William Forsythe as Jake LaMotta in The Bronx Bull

It’s key in a biopic to have an actor in the lead role who’s extremely passionate and obsessed with the character that he or she is portraying. They need to be obsessed. Tone is key, because if you’re making a psychological thriller, a comedy or an action picture, your tone is going to be dictated by camera moves. When you’re doing a human journey in the form of a biopic, it’s very hard to pick a genre. It’s almost as if you’re meshing all the different genres into one, because your biopic is going to have a combination of all those different genres meshed into one. When telling a biopic story, it can go left when you think it’s going to go right, and that will help the unpredictability in the story. Creative license doesn’t necessarily exist unless it happens in the moment.

MM: What do you mean when you say “creative license happens in the moment”? At what point when making a biopic do you recognize a moment that allows an opportunity for creative license?

MG: It’s an emotional tickle. You recognize it because it moves you. It’s important to allow it to happen and, in certain instances, nurture the actors to continue in that direction, even though its considered creative license. As long as it plays in line with the natural habitat and nature of the character being portrayed, it becomes an acceptable part of that character’s arc. Even if it might not have happened in the actual story, it’s happening in this story which is recreating that moment. For all we know, it might have happened, but it was just not in the context, or in the subtext, or in the syntax of the screenplay, so it became part of the creative process. It comes from the air and hopefully the camera’s rolling when that happens. Sometimes those things happen in rehearsal. I try not to rehearse. On this particular project, we were shooting the rehearsals, which was great because we didn’t have time to rehearse. In most cases we’d say, “Let’s shoot this in one.” The line was, “Let’s shoot the rehearsal.”

Young Jake LaMotta (Mojean Aria) takes a fight out of the ring in The Bronx Bull

MM: Why avoid rehearsal?

MG: Well, not always. Depends on the material. But in most cases, it’s this: The production designer and the DP have delivered the textures on set so an actor can walk in and do their thing. After blocking or having a sense of where the actions are going to take place, everything else is extremely spontaneous on the first take. It’s natural, so there’s very little thought process going into it.

I love first takes. If you don’t get it in the first take, you may have to wait ’til take 12 to get that same… I hate to use the word, but that carefree concept that is so great in the first take—a freshness. There’s something to be said about getting it right in take two and three only, only because you’re in a groove, you’ve found that rhythm. That’s the key. It’s an arbitrary moment.

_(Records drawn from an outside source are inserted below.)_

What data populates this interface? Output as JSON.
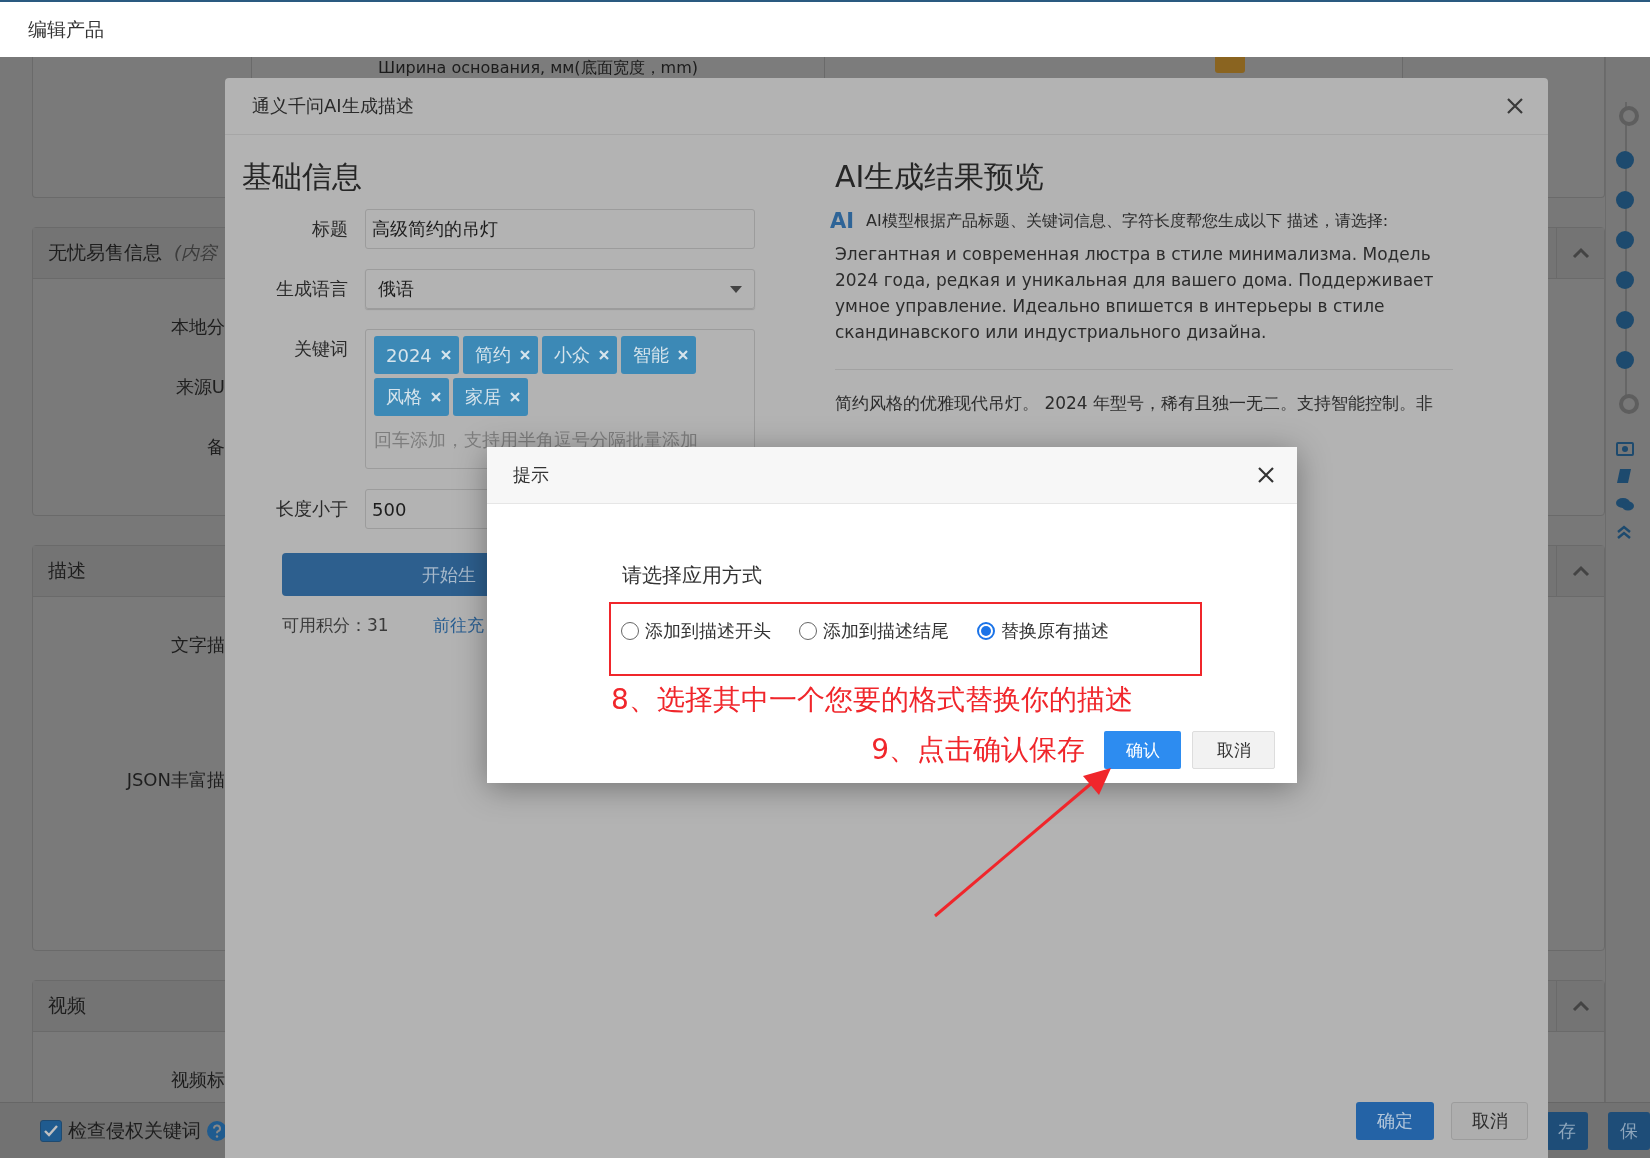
{
  "page_header": {
    "title": "编辑产品"
  },
  "background_page": {
    "top_row_text": "Ширина основания, мм(底面宽度，mm)",
    "panels": [
      {
        "title": "无忧易售信息",
        "note": "(内容",
        "fields": [
          "本地分",
          "来源U",
          "备"
        ]
      },
      {
        "title": "描述",
        "fields": [
          "文字描",
          "JSON丰富描"
        ]
      },
      {
        "title": "视频",
        "fields": [
          "视频标"
        ]
      }
    ],
    "footer": {
      "checkbox": {
        "label": "检查侵权关键词",
        "checked": true
      },
      "buttons": [
        "存",
        "保"
      ]
    }
  },
  "ai_dialog": {
    "title": "通义千问AI生成描述",
    "left": {
      "heading": "基础信息",
      "fields": [
        {
          "kind": "input",
          "label": "标题",
          "value": "高级简约的吊灯"
        },
        {
          "kind": "select",
          "label": "生成语言",
          "value": "俄语"
        }
      ],
      "keywords": {
        "label": "关键词",
        "tags": [
          "2024",
          "简约",
          "小众",
          "智能",
          "风格",
          "家居"
        ],
        "placeholder": "回车添加，支持用半角逗号分隔批量添加"
      },
      "length": {
        "label": "长度小于",
        "value": "500"
      },
      "generate_button": "开始生",
      "points": "可用积分：31",
      "recharge_link": "前往充"
    },
    "right": {
      "heading": "AI生成结果预览",
      "ai_badge": "AI",
      "intro": "AI模型根据产品标题、关键词信息、字符长度帮您生成以下 描述，请选择:",
      "result_ru": "Элегантная и современная люстра в стиле минимализма. Модель 2024 года, редкая и уникальная для вашего дома. Поддерживает умное управление. Идеально впишется в интерьеры в стиле скандинавского или индустриального дизайна.",
      "result_zh": "简约风格的优雅现代吊灯。 2024 年型号，稀有且独一无二。支持智能控制。非"
    },
    "buttons": [
      "确定",
      "取消"
    ]
  },
  "prompt_dialog": {
    "title": "提示",
    "prompt": "请选择应用方式",
    "options": [
      {
        "label": "添加到描述开头",
        "selected": false
      },
      {
        "label": "添加到描述结尾",
        "selected": false
      },
      {
        "label": "替换原有描述",
        "selected": true
      }
    ],
    "confirm": "确认",
    "cancel": "取消"
  },
  "annotations": {
    "step8": "8、选择其中一个您要的格式替换你的描述",
    "step9": "9、点击确认保存"
  }
}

As a filmmaker, I pay most attention to the timing and the tempo of a scene. To me a three-act story being told in cinema is a series of beginning, middle and ends. Each scene should have a beginning, middle and end. Each scene should have its own arc. So, if you’ve got 90 or 100 or 110 little short stories in one big film, that’s kind of emulating life, which is what the art form is all about. MM

The Bronx Bull was released on DVD February 2017 and is currently available to stream on Amazon Instant Video, courtesy of Sony Pictures Entertainment.